Canal paresis merupakan kondisi abnormalitas yang ditemukan di satu telinga, baik setelah rangsang air hangat maupun air dingin. Sedangkan directional preponderance ialah jika abnormalitas ditemukan pada arah nistagmus yang sama di masing-masing telinga. Canal paresis menunjukkan lesi perifer di labarin, sedangkan directional preponderance menunjukkan lesi sentral.

Elektronistagmogram. Pemeriksaan ini hanya dilakukan di rumah sakit, dengan tujuan untuk merekam gerakan mata pada nistagmus. Dengan demikian nistagmus dapat dianalisis secara kuantitatif.

Fungsi Pendengaran

Beberapa tes diagnostik dapat dilakukan untuk mengetahui kondisi vertigo. Di antaranya test Garpu Tala. Alat ini digunakan untuk membedakan tuli konduktif dan tuli perseptif, dengan tes-tes Rinne, Weber dan Schwabach. Pada tuli konduktif, tes Rinne negatif, Weber lateralisasi ke yang tuli dan Schwabach memendek.

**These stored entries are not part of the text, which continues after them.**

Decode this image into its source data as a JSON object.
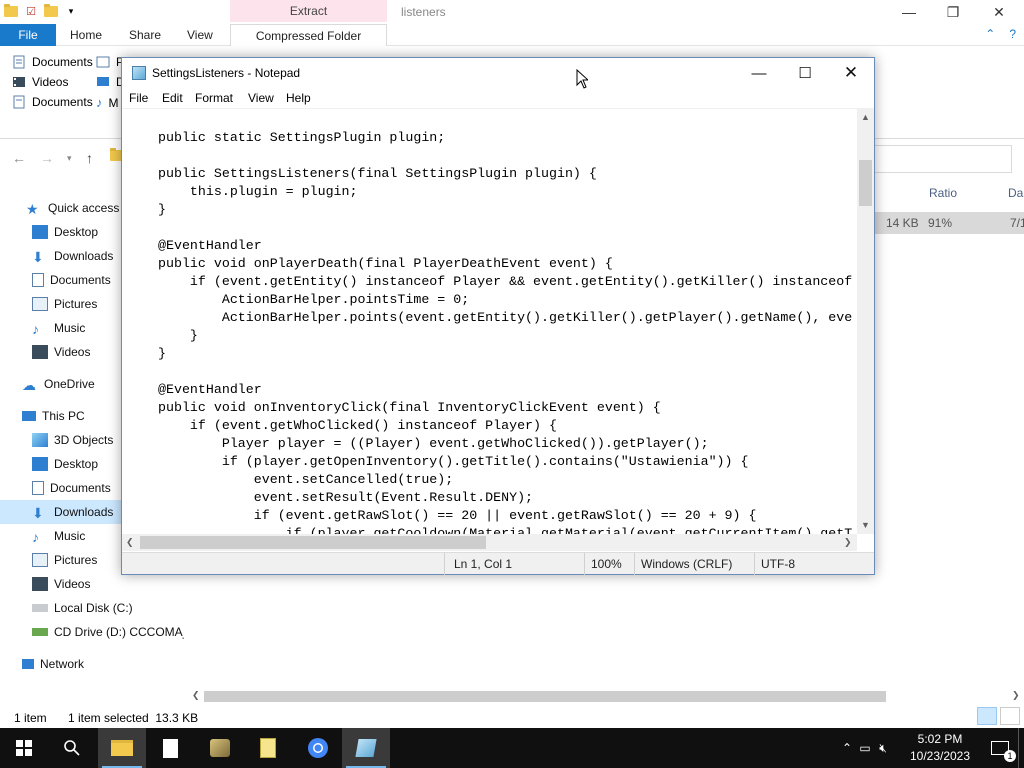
{
  "explorer": {
    "extract_tab": "Extract",
    "window_title": "listeners",
    "ribbon_tabs": [
      "File",
      "Home",
      "Share",
      "View",
      "Compressed Folder Tools"
    ],
    "ribbon_items": [
      "Documents",
      "Videos",
      "Documents"
    ],
    "ribbon_items_col2": [
      "P",
      "D",
      "M"
    ],
    "columns": [
      "Ratio",
      "Da"
    ],
    "file_row": {
      "size": "14 KB",
      "ratio": "91%",
      "date": "7/1"
    },
    "nav": {
      "quick_access": "Quick access",
      "qa_items": [
        "Desktop",
        "Downloads",
        "Documents",
        "Pictures",
        "Music",
        "Videos"
      ],
      "onedrive": "OneDrive",
      "this_pc": "This PC",
      "pc_items": [
        "3D Objects",
        "Desktop",
        "Documents",
        "Downloads",
        "Music",
        "Pictures",
        "Videos",
        "Local Disk (C:)",
        "CD Drive (D:) CCCOMA_X"
      ],
      "network": "Network"
    },
    "status": {
      "count": "1 item",
      "selected": "1 item selected  13.3 KB"
    }
  },
  "notepad": {
    "title": "SettingsListeners - Notepad",
    "menu": [
      "File",
      "Edit",
      "Format",
      "View",
      "Help"
    ],
    "code_lines": [
      "public static SettingsPlugin plugin;",
      "",
      "public SettingsListeners(final SettingsPlugin plugin) {",
      "    this.plugin = plugin;",
      "}",
      "",
      "@EventHandler",
      "public void onPlayerDeath(final PlayerDeathEvent event) {",
      "    if (event.getEntity() instanceof Player && event.getEntity().getKiller() instanceof",
      "        ActionBarHelper.pointsTime = 0;",
      "        ActionBarHelper.points(event.getEntity().getKiller().getPlayer().getName(), eve",
      "    }",
      "}",
      "",
      "@EventHandler",
      "public void onInventoryClick(final InventoryClickEvent event) {",
      "    if (event.getWhoClicked() instanceof Player) {",
      "        Player player = ((Player) event.getWhoClicked()).getPlayer();",
      "        if (player.getOpenInventory().getTitle().contains(\"Ustawienia\")) {",
      "            event.setCancelled(true);",
      "            event.setResult(Event.Result.DENY);",
      "            if (event.getRawSlot() == 20 || event.getRawSlot() == 20 + 9) {",
      "                if (player.getCooldown(Material.getMaterial(event.getCurrentItem().getT"
    ],
    "status": {
      "position": "Ln 1, Col 1",
      "zoom": "100%",
      "line_ending": "Windows (CRLF)",
      "encoding": "UTF-8"
    }
  },
  "taskbar": {
    "time": "5:02 PM",
    "date": "10/23/2023",
    "notification_count": "1"
  }
}
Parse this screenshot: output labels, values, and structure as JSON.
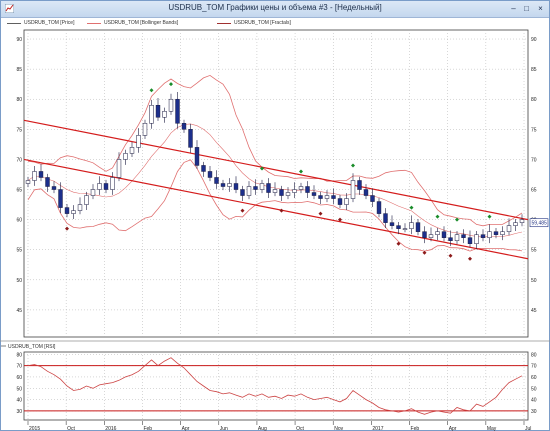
{
  "window": {
    "title": "USDRUB_TOM Графики цены и объема #3 - [Недельный]",
    "buttons": {
      "minimize": "–",
      "maximize": "□",
      "close": "×"
    }
  },
  "legend": {
    "price": "USDRUB_TOM [Price]",
    "bollinger": "USDRUB_TOM [Bollinger Bands]",
    "fractals": "USDRUB_TOM [Fractals]"
  },
  "rsi_panel": {
    "label": "USDRUB_TOM [RSI]",
    "levels": [
      70,
      30
    ]
  },
  "price_panel": {
    "last_price_label": "59,485"
  },
  "colors": {
    "candle_up": "#ffffff",
    "candle_down": "#1c2f8c",
    "bollinger": "#e07070",
    "trend": "#d41c1c",
    "fractal_up": "#1a8c2a",
    "fractal_down": "#8c1a1a",
    "rsi_line": "#cc4444",
    "rsi_levels": "#c81818"
  },
  "chart_data": [
    {
      "type": "candlestick",
      "title": "USDRUB_TOM",
      "y_ticks": [
        45,
        50,
        55,
        60,
        65,
        70,
        75,
        80,
        85,
        90
      ],
      "ylim": [
        40.5,
        91.5
      ],
      "x_ticks": [
        "2015",
        "Oct",
        "2016",
        "Feb",
        "Apr",
        "Jun",
        "Aug",
        "Oct",
        "Nov",
        "2017",
        "Feb",
        "Apr",
        "May",
        "Jul"
      ],
      "closes": [
        66.5,
        68,
        67,
        65.5,
        65,
        62,
        61,
        61.5,
        62.5,
        64,
        65,
        66,
        65,
        67,
        70,
        71,
        72,
        74,
        76,
        79,
        77,
        78,
        80,
        76,
        75,
        72,
        69,
        68,
        67,
        66,
        65.5,
        66,
        65,
        64,
        65.5,
        65,
        66,
        64.5,
        65,
        64,
        64.5,
        65,
        65.5,
        64.5,
        64,
        63.5,
        64,
        63.5,
        62.5,
        63.5,
        66.5,
        65,
        64,
        63,
        61,
        59.5,
        59,
        58.5,
        58.5,
        59.5,
        58,
        57,
        57.5,
        58,
        57,
        56.5,
        57.5,
        57,
        56,
        57.5,
        57,
        58,
        57.5,
        58,
        59,
        59.5,
        60
      ],
      "trend_upper": {
        "start": 76.5,
        "end": 60
      },
      "trend_lower": {
        "start": 70,
        "end": 53.5
      },
      "last_price": 59.485
    },
    {
      "type": "line",
      "title": "USDRUB_TOM [RSI]",
      "y_ticks": [
        30,
        40,
        50,
        60,
        70,
        80
      ],
      "ylim": [
        22,
        82
      ],
      "levels": [
        70,
        30
      ],
      "values": [
        70,
        71,
        69,
        65,
        62,
        58,
        52,
        48,
        49,
        52,
        50,
        53,
        54,
        55,
        57,
        60,
        62,
        65,
        70,
        75,
        70,
        74,
        77,
        72,
        68,
        62,
        56,
        52,
        48,
        47,
        45,
        46,
        44,
        42,
        45,
        43,
        45,
        42,
        43,
        41,
        44,
        43,
        45,
        42,
        40,
        41,
        42,
        40,
        38,
        41,
        48,
        44,
        40,
        37,
        33,
        31,
        30,
        29,
        30,
        32,
        29,
        27,
        29,
        30,
        29,
        28,
        33,
        31,
        30,
        36,
        34,
        38,
        42,
        49,
        55,
        58,
        61
      ]
    }
  ]
}
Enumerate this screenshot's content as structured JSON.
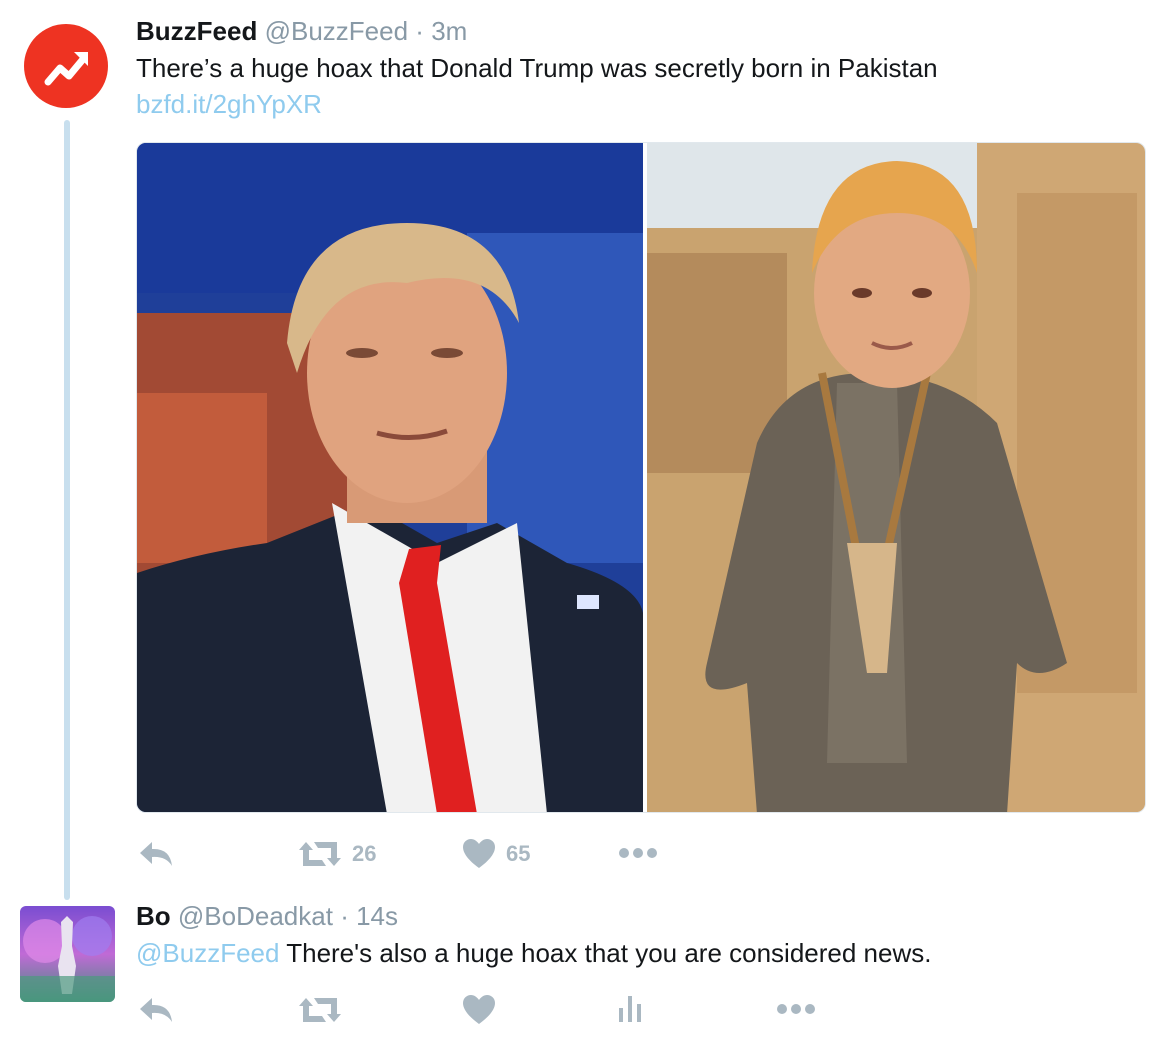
{
  "colors": {
    "buzzfeed_red": "#ee3322",
    "link_blue": "#8fcbee",
    "muted_gray": "#8899a6",
    "icon_gray": "#aab8c2",
    "thread_line": "#c8dfee"
  },
  "tweet1": {
    "name": "BuzzFeed",
    "handle": "@BuzzFeed",
    "separator": "·",
    "time": "3m",
    "text": "There’s a huge hoax that Donald Trump was secretly born in Pakistan",
    "link": "bzfd.it/2ghYpXR",
    "avatar_icon": "trending-arrow-icon",
    "retweets": "26",
    "likes": "65"
  },
  "tweet2": {
    "name": "Bo",
    "handle": "@BoDeadkat",
    "separator": "·",
    "time": "14s",
    "mention": "@BuzzFeed",
    "text": " There's also a huge hoax that you are considered news."
  },
  "icons": {
    "reply": "reply-icon",
    "retweet": "retweet-icon",
    "like": "heart-icon",
    "more": "more-icon",
    "analytics": "analytics-icon"
  }
}
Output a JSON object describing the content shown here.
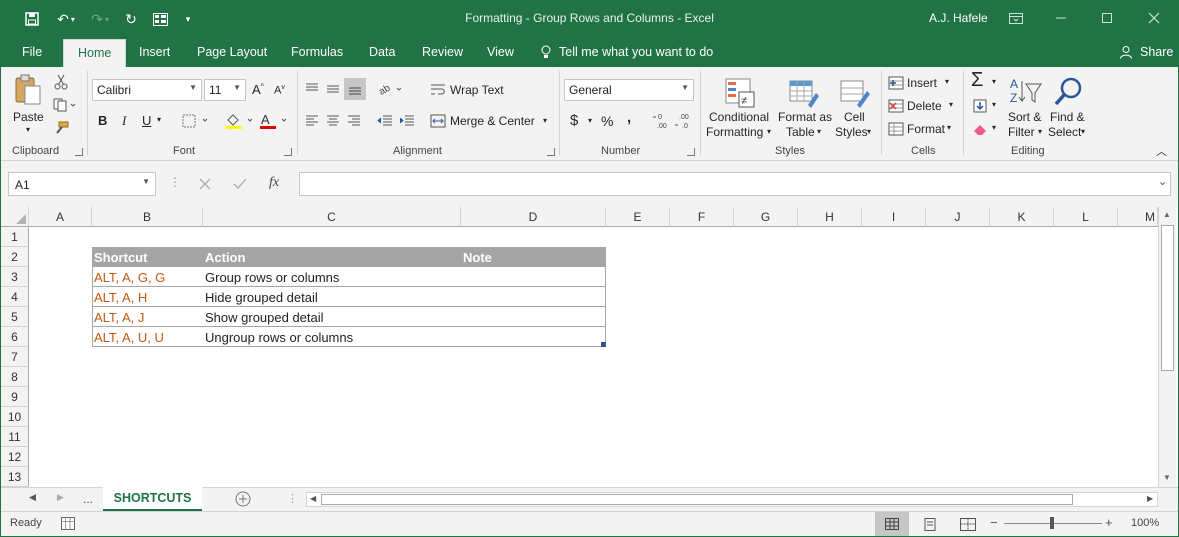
{
  "window": {
    "title": "Formatting - Group Rows and Columns  -  Excel",
    "user": "A.J. Hafele"
  },
  "tabs": [
    "File",
    "Home",
    "Insert",
    "Page Layout",
    "Formulas",
    "Data",
    "Review",
    "View"
  ],
  "tell_me": "Tell me what you want to do",
  "share": "Share",
  "ribbon": {
    "clipboard": {
      "paste": "Paste",
      "label": "Clipboard"
    },
    "font": {
      "name": "Calibri",
      "size": "11",
      "label": "Font",
      "bold": "B",
      "italic": "I",
      "underline": "U"
    },
    "alignment": {
      "wrap": "Wrap Text",
      "merge": "Merge & Center",
      "label": "Alignment"
    },
    "number": {
      "format": "General",
      "label": "Number",
      "currency": "$",
      "percent": "%",
      "comma": ","
    },
    "styles": {
      "cond1": "Conditional",
      "cond2": "Formatting",
      "table1": "Format as",
      "table2": "Table",
      "cell1": "Cell",
      "cell2": "Styles",
      "label": "Styles"
    },
    "cells": {
      "insert": "Insert",
      "delete": "Delete",
      "format": "Format",
      "label": "Cells"
    },
    "editing": {
      "sort1": "Sort &",
      "sort2": "Filter",
      "find1": "Find &",
      "find2": "Select",
      "label": "Editing"
    }
  },
  "namebox": "A1",
  "fx": "fx",
  "columns": [
    "A",
    "B",
    "C",
    "D",
    "E",
    "F",
    "G",
    "H",
    "I",
    "J",
    "K",
    "L",
    "M"
  ],
  "rows": [
    "1",
    "2",
    "3",
    "4",
    "5",
    "6",
    "7",
    "8",
    "9",
    "10",
    "11",
    "12",
    "13"
  ],
  "table": {
    "headers": [
      "Shortcut",
      "Action",
      "Note"
    ],
    "rows": [
      [
        "ALT, A, G, G",
        "Group rows or columns"
      ],
      [
        "ALT, A, H",
        "Hide grouped detail"
      ],
      [
        "ALT, A, J",
        "Show grouped detail"
      ],
      [
        "ALT, A, U, U",
        "Ungroup rows or columns"
      ]
    ]
  },
  "sheet": {
    "ellipsis": "...",
    "name": "SHORTCUTS"
  },
  "status": {
    "ready": "Ready",
    "zoom": "100%"
  }
}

Test Audiometri. Pada kondisi ini terdapat  berbagai jenis pemeriksaan audiometri, seperti Ludness Balance Test, SISI, Bekesy Audiometry, Tone Decay.

Pemeriksaan saraf-saraf otak lain meliputi: acies visus, kampus visus, okulomotor, sensorik wajah, otot wajah, pendengaran dan fungsi menelan. Juga fungsi motorik (kelumpuhan ekstremitas), fungsi sensorik (hipestesi, parestesi) dan serebelar (tremor, gangguan cara berjalan).